Ich hielt das eigentlich für das vorgezogene Endspiel. Vor allem war ich aber zuerst mal irritiert, da Ambre Précieux diesmal ganz anders rüberkam als am Vortag; eher unelegant mit einer etwas rüpeligen Dissonanz startend und erst nach etwa einer Stunde seine elegante, helle Mitte findend, und dann in eine wunderbar zartwürzige, feste, balsamische, andauernde Basis (die ich gar nicht richtig beschreiben kann, die aber einzigartig ist) ausklingend. Ambre Fétiche dagegen ganz anders. Unter dem Amberdüften sticht Ambre Fétiche durch seine starken Weihrauchnoten hervor, mit ihm kauft man sozusagen Two-in-One, er ist im Vergleich zum "Encense Flamboyant" von Goutal sogar der (noch) schönere Weihrauchduft, finde ich. Für mich ist das kein Nachteil, da ich Weihrauchnoten mag. Im Aufakt, der sich über die ersten ein bis zwei Stunden hinzieht, steht dieser Weihrauch vielleicht sogar im Vordergrund, hier imponiert Ambre Fétiche als hellgrauer, tief pulvriger, feinsilbrig perlender, staubtrockener, fast aschenhafter weihrauchwürziger Duft, hohe Töne in Dur, eher ungewöhnlich (mir fällt kein Vergleich ein), der dann nach und nach in eine (sich nicht mehr groß veränderte) perfekt austarierte 10-Punkte-Basis übergleitet. Hier dann Gold statt Silber, Moll statt Dur, tiefe statt hohe Töne, aber mindestens ebenso schön. Das wirklich schöne ist hier - ich glaube das haben auch Vor-Rezensenten schon angemerkt - dass wir hier zwar das volle tiefe, satte, orientalisch-würzige, fast schon gourmandige Kuschelprogramm inklusive Vanille und Patschuli haben, dass dieses aber nie, nie, niemals nicht ins Plüschige oder überzogen Süße abgleitet. Das bleibt immer schön zentriert und erwachsen, wozu sicher auch die ja von Natur aus eher ernste Iris gehörig beiträgt. Mich überzeugte das noch mehr, und so blieb Ambre Fétiche auf dem Platz.

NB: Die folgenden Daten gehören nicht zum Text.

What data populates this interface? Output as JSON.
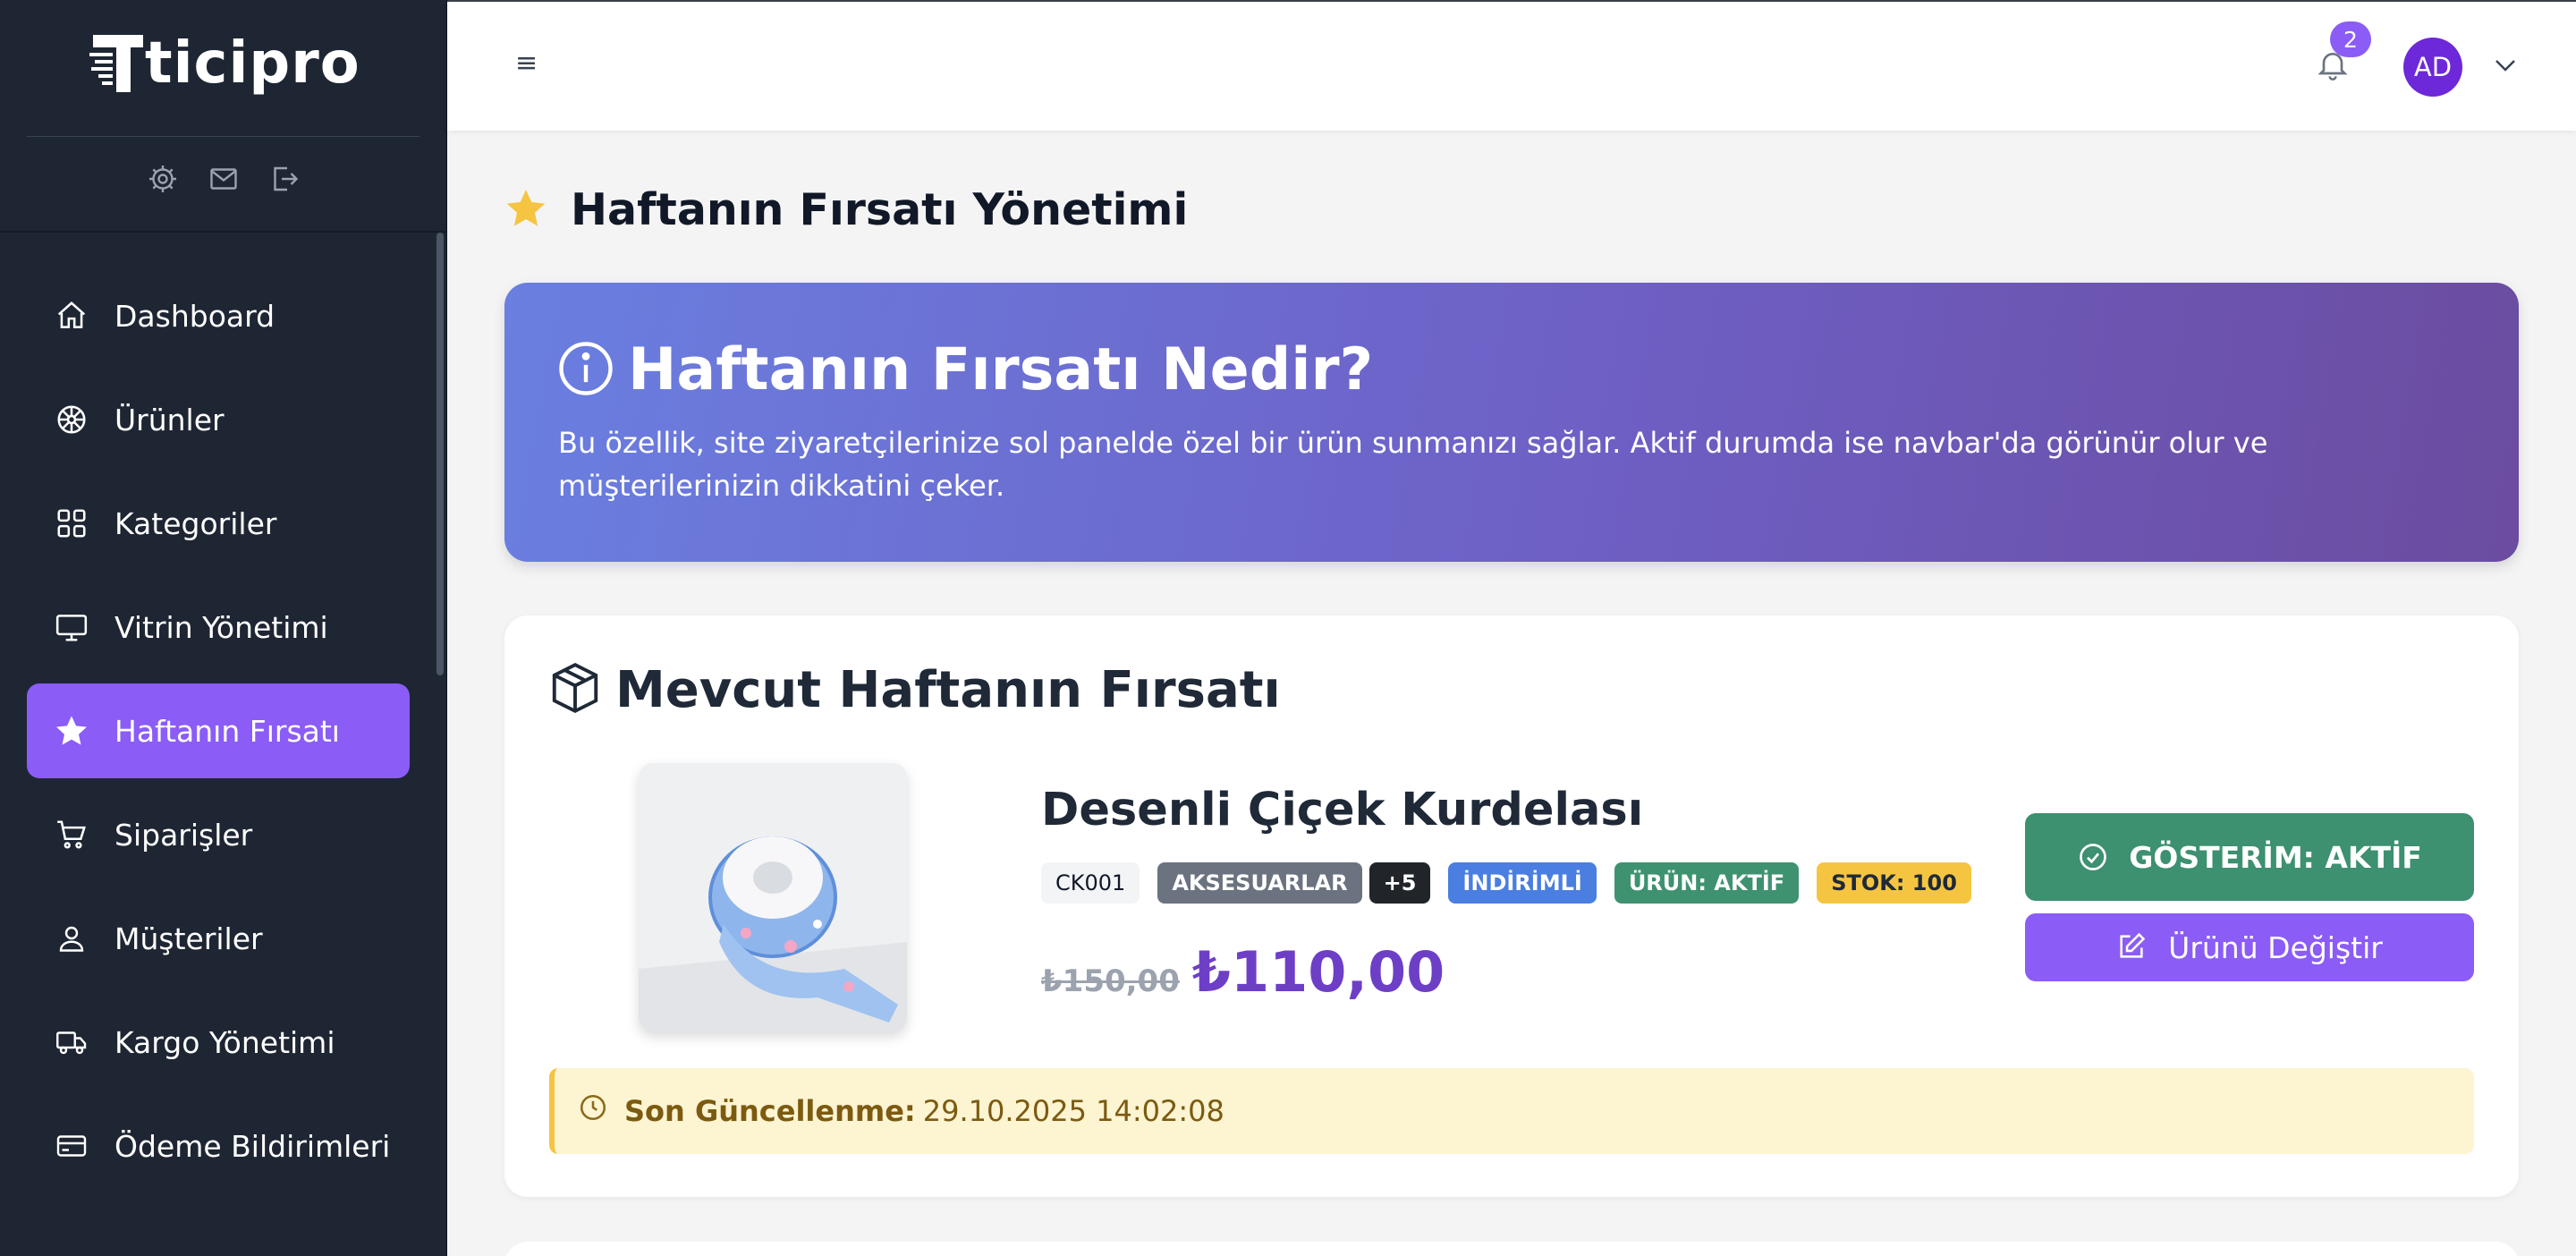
{
  "brand": {
    "name": "ticipro",
    "accent": "#8b5cf6"
  },
  "sidebar": {
    "quick_icons": [
      "gear-icon",
      "mail-icon",
      "logout-icon"
    ],
    "items": [
      {
        "label": "Dashboard",
        "icon": "home-icon",
        "active": false
      },
      {
        "label": "Ürünler",
        "icon": "flower-icon",
        "active": false
      },
      {
        "label": "Kategoriler",
        "icon": "grid-icon",
        "active": false
      },
      {
        "label": "Vitrin Yönetimi",
        "icon": "monitor-icon",
        "active": false
      },
      {
        "label": "Haftanın Fırsatı",
        "icon": "star-icon",
        "active": true
      },
      {
        "label": "Siparişler",
        "icon": "cart-icon",
        "active": false
      },
      {
        "label": "Müşteriler",
        "icon": "user-icon",
        "active": false
      },
      {
        "label": "Kargo Yönetimi",
        "icon": "truck-icon",
        "active": false
      },
      {
        "label": "Ödeme Bildirimleri",
        "icon": "credit-card-icon",
        "active": false
      }
    ]
  },
  "topbar": {
    "menu_glyph": "≡",
    "notification_count": "2",
    "avatar_initials": "AD"
  },
  "page": {
    "title": "Haftanın Fırsatı Yönetimi"
  },
  "info": {
    "title": "Haftanın Fırsatı Nedir?",
    "text": "Bu özellik, site ziyaretçilerinize sol panelde özel bir ürün sunmanızı sağlar. Aktif durumda ise navbar'da görünür olur ve müşterilerinizin dikkatini çeker."
  },
  "deal": {
    "section_title": "Mevcut Haftanın Fırsatı",
    "product_name": "Desenli Çiçek Kurdelası",
    "tags": {
      "code": "CK001",
      "category": "AKSESUARLAR",
      "more": "+5",
      "discount": "İNDİRİMLİ",
      "status": "ÜRÜN: AKTİF",
      "stock": "STOK: 100"
    },
    "old_price": "₺150,00",
    "new_price": "₺110,00",
    "show_button": "GÖSTERİM: AKTİF",
    "change_button": "Ürünü Değiştir",
    "update_label": "Son Güncellenme:",
    "update_value": "29.10.2025 14:02:08"
  }
}
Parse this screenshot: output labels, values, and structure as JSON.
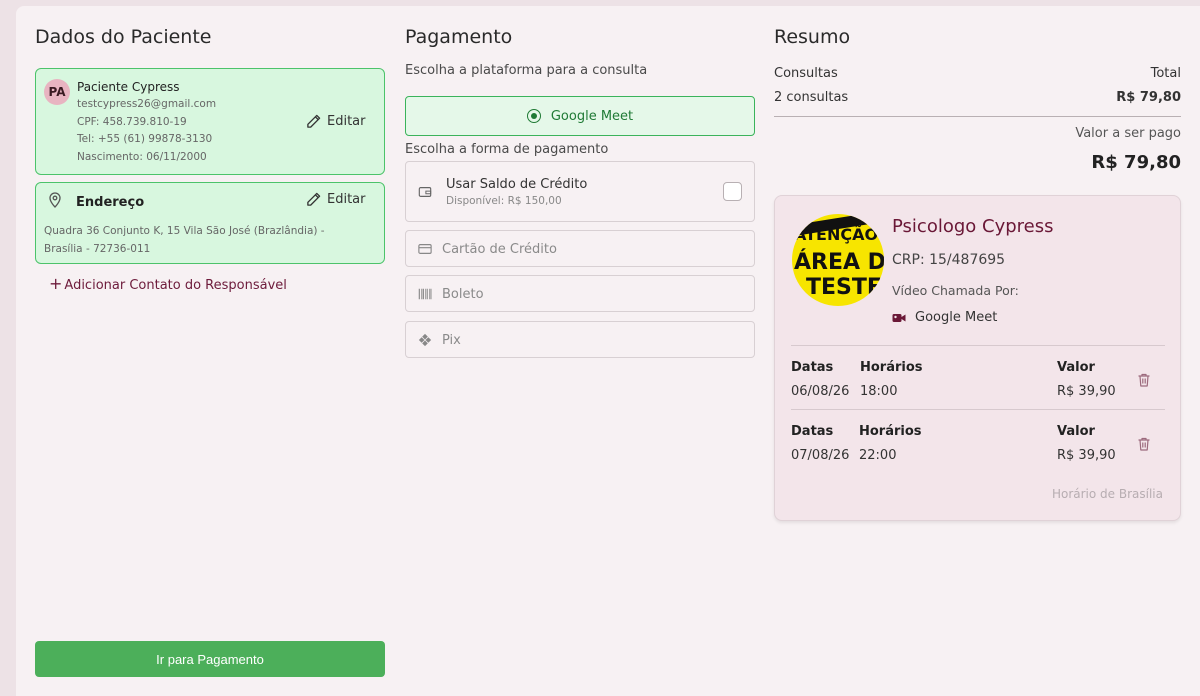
{
  "left": {
    "title": "Dados do Paciente",
    "patient": {
      "initials": "PA",
      "name": "Paciente Cypress",
      "email": "testcypress26@gmail.com",
      "cpf": "CPF: 458.739.810-19",
      "tel": "Tel: +55 (61) 99878-3130",
      "birth": "Nascimento: 06/11/2000",
      "edit_label": "Editar"
    },
    "address": {
      "title": "Endereço",
      "text": "Quadra 36 Conjunto K, 15 Vila São José (Brazlândia) - Brasília - 72736-011",
      "edit_label": "Editar"
    },
    "add_contact": "Adicionar Contato do Responsável",
    "primary_button": "Ir para Pagamento"
  },
  "middle": {
    "title": "Pagamento",
    "platform_label": "Escolha a plataforma para a consulta",
    "platform_selected": "Google Meet",
    "method_label": "Escolha a forma de pagamento",
    "credit": {
      "title": "Usar Saldo de Crédito",
      "available": "Disponível: R$ 150,00"
    },
    "methods": [
      "Cartão de Crédito",
      "Boleto",
      "Pix"
    ]
  },
  "right": {
    "title": "Resumo",
    "col_left": "Consultas",
    "col_right": "Total",
    "count": "2 consultas",
    "total": "R$ 79,80",
    "pay_label": "Valor a ser pago",
    "pay_total": "R$ 79,80",
    "professional": {
      "avatar_text": [
        "ATENÇÃO",
        "ÁREA DE",
        "TESTE"
      ],
      "name": "Psicologo Cypress",
      "crp": "CRP: 15/487695",
      "via_label": "Vídeo Chamada Por:",
      "platform": "Google Meet"
    },
    "appointments": [
      {
        "date_label": "Datas",
        "time_label": "Horários",
        "value_label": "Valor",
        "date": "06/08/26",
        "time": "18:00",
        "value": "R$ 39,90"
      },
      {
        "date_label": "Datas",
        "time_label": "Horários",
        "value_label": "Valor",
        "date": "07/08/26",
        "time": "22:00",
        "value": "R$ 39,90"
      }
    ],
    "timezone": "Horário de Brasília"
  },
  "colors": {
    "brand": "#6a1837",
    "success_bg": "#d8f7df",
    "success_border": "#4cc36a",
    "button": "#4caf5a"
  }
}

Eingeschoben sei hier, dass Amberdüfte bei mir anscheinend in der Wahrnehmung etwas instabil sind; die Perzeption des Précieux an einem Tag so und am anderen so scheint da kein Einzelfall zu sein. Möglicherweise neigt Amber generell etwas zum Irrlichtern, mir ist aufgefallen, dass gerade bei Amberdüften die Rezensionen hier oft sehr auseinandergehen, weniger in der Berwertung als in der Deskription: Der eine findet einen Duft wunderbar warm, der andere enorm kühl, der eine kuschelig, der andere hart usw.
Aber ich wollte ja nun mal irgendwann fertig werden und auch ohne monatelange unentschlossene Dauertests einen Amber auf meine Einkaufsliste kriegen. Der Ambre Orient von Armai Privé schied schuldlos aus dem Wettberwerb aus. Ich hatte nur eine ganz kleine Probe, trug diese abends auf und schlief kurz darauf weit vor meiner normalen Zeit ein (vielleicht war er auch mit einem über die Haut wirkenden Schlafmittel vermischt). Ich bekam also nur die ersten fünf Minuten und am nächsten Morgen den Aushauch mit; gut, dann eben nicht. Ich mag die Armani-Privé-Reihe sowieso nicht besonders.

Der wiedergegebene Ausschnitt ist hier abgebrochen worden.